Джибанд молчал, недвижный, как скала, но, несомненно, внимательно слушал и размышлял о чем-то своей обезображенной головой. Голем хмуро смотрел на угли. Вид у него был неважный.
– Ляг, отдохни. Ночь глубокая ведь. – Деян картинно зевнул. – Потом все дорасскажешь. Снег нас тут запер невесть насколько; окосеем еще от разговоров.
– Не важно. – Голем дернулся, будто очнулся. – Я не лучший рассказчик, но выслушай меня до конца, прошу.
В голосе его звучала искренняя мольба, и Деян поспешил возразить:
– Рассказчик ты хороший, даже слишком. Хочешь – продолжай. Я слушаю.

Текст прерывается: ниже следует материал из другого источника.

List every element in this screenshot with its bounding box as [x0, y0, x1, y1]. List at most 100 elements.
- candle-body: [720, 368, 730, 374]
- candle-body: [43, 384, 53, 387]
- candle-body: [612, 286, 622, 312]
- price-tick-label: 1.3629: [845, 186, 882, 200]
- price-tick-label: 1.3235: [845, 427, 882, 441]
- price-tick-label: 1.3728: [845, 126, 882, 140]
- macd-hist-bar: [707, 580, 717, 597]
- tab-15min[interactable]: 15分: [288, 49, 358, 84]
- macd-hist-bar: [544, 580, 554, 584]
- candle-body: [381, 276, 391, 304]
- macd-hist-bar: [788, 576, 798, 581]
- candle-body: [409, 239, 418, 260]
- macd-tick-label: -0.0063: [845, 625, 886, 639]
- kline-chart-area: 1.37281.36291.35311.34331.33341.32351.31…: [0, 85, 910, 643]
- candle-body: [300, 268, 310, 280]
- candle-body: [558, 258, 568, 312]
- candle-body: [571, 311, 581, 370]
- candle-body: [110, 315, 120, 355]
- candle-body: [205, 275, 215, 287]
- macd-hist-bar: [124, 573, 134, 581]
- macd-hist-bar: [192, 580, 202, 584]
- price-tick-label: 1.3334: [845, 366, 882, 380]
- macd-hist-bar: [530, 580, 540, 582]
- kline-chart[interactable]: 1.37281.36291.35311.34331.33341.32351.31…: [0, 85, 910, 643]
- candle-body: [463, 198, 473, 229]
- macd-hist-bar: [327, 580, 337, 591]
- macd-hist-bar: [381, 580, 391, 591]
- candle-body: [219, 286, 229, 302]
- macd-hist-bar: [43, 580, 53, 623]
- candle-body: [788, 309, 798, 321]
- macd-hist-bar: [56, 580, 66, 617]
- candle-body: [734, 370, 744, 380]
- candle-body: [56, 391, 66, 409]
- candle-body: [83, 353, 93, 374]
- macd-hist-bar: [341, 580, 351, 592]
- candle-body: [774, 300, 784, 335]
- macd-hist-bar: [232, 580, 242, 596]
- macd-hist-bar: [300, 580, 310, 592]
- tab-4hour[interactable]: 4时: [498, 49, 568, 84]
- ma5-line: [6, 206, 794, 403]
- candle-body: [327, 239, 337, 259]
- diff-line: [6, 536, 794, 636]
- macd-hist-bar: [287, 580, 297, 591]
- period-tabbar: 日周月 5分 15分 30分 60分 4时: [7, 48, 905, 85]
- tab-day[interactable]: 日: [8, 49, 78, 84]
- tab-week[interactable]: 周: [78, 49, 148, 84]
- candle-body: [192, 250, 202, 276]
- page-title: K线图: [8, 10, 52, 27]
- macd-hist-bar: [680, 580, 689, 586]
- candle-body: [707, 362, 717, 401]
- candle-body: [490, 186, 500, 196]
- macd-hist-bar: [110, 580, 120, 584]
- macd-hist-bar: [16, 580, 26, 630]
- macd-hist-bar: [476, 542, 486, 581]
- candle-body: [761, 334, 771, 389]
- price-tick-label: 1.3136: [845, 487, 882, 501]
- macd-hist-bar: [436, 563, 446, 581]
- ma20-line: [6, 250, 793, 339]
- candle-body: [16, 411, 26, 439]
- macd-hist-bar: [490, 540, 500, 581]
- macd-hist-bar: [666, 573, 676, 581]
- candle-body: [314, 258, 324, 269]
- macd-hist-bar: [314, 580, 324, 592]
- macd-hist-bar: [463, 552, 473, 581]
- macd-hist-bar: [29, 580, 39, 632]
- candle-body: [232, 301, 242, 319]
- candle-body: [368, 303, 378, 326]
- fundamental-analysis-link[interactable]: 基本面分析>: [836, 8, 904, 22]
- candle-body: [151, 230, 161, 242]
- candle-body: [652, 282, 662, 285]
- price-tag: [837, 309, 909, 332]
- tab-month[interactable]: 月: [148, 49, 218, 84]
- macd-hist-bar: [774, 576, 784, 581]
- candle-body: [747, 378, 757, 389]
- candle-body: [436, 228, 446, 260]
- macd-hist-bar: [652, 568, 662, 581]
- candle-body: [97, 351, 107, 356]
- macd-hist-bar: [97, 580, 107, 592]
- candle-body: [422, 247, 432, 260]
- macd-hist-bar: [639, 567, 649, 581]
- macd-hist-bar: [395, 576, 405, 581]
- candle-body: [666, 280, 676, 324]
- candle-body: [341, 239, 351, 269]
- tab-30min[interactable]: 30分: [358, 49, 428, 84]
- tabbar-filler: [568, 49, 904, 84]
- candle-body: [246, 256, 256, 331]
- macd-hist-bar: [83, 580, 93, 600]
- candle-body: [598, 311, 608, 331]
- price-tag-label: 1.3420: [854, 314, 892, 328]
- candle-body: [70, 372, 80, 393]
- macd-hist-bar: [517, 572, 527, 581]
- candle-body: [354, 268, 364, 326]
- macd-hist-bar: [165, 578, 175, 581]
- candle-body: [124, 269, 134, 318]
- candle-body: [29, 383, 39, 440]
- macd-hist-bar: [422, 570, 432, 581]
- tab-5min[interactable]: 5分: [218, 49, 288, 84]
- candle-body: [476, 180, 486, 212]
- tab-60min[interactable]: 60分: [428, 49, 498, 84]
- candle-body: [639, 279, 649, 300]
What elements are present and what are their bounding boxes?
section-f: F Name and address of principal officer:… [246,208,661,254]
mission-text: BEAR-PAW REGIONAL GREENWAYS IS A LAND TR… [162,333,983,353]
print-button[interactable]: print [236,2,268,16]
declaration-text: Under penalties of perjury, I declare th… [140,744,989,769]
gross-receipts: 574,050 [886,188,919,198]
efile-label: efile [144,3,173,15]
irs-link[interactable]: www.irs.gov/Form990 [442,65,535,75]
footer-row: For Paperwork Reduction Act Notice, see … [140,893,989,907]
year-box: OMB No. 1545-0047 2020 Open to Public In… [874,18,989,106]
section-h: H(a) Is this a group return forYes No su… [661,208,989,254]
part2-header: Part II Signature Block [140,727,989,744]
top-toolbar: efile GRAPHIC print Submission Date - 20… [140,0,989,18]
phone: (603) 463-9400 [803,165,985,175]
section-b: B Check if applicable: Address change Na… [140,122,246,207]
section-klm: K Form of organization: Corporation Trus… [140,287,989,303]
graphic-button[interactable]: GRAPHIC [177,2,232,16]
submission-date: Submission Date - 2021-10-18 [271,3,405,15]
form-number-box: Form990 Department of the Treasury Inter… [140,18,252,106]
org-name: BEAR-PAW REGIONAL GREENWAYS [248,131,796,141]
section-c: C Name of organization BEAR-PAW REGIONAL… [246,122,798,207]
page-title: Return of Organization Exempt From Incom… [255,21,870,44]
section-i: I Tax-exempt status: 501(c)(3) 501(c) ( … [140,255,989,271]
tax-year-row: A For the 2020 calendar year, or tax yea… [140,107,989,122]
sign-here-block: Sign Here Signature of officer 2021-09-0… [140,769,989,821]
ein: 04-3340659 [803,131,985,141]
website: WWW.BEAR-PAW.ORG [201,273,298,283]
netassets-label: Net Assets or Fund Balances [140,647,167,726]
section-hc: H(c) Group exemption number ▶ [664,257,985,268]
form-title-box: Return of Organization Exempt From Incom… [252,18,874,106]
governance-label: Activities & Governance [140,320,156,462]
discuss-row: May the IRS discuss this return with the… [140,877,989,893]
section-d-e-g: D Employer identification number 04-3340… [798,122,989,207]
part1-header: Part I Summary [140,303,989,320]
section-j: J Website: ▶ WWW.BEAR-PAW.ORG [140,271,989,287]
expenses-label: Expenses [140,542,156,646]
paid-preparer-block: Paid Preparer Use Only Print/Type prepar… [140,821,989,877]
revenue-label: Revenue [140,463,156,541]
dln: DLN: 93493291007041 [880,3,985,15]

– Знаешь, в иные часы мне тоже хочется все забыть, вот как он. – Голем кивнул на Джибанда. – Но в остальное время я страшусь этого до судорог... Ничего, кроме памяти, не осталось, но и память уже будто не моя; будто я не имею на нее права. И сама она тает, блекнет...
– IV -
– Ты думаешь, наверное, что после ритуала я поспешил воспользоваться сотворенным телом и выбраться на свободу. У меня возникало такое желание, не скрою; но я подавил его. По многим причинам. – Голем поскреб бороду. – В мыслях, еще задолго до начала работы, я мечтал не о костылях-самоходах: о друге, о брате... Смейся, если хочешь! Но за годы, что подыскивал и составлял заклятья, я привык относиться к творимому мной существу именно так. Я мысленно разговаривал с ним, когда заходил в тупик, хвастался успехами, жаловался на неудачи. Когда он, наконец, во плоти предстал передо мной – взять все его возможное себе сделалось для меня немыслимо... Я решил забирать контроль над его телом как можно реже. К тому же я здорово трусил. Мир за пределами подземелья, который я успел подзабыть, внушал мне немалые опасения; но еще больше я боялся отца, того, что он сделает, если узнает обо всем. Так что на первых порах я по-прежнему все время проводил в подземелье. Но многое с появлением Джеба переменилось. Теперь такое существование не тяготило меня; можно сказать, я был тогда почти счастлив... Днем я отсыпался и ел, а ночами выбирался из камеры, и начиналась жизнь. Я учил его, – Голем бросил короткий взгляд в сторону великана, – всему тому, что знал сам. Научил и читать: он очень полюбил это занятие, позволявшее коротать дневные часы. Я выпросил у отца еще книг... Днем Джибанд читал, а ночами мы разговаривали или упражнялись в колдовстве в поминальном зале. К моей огромной радости, Джеб быстро учился и меньше чем за пять лет сделался почти неотличим от человека. В чем-то стал мне ровней, а в чем-то даже и превзошел меня: вместе же мы достигли больших успехов. Невероятных, невозможных успехов. Мои предшественники использовали полуживых как оружие, как инструмент для самой опасной и грязной работы: никто не позволял им жить подолгу и тем более не занимался всерьез тренировкой их разума и развитием способностей – потому многое считалось для них попросту невозможным... По счастью, я этого не знал тогда. Подробности наших занятий я опущу – вряд ли они тебе сейчас интересны.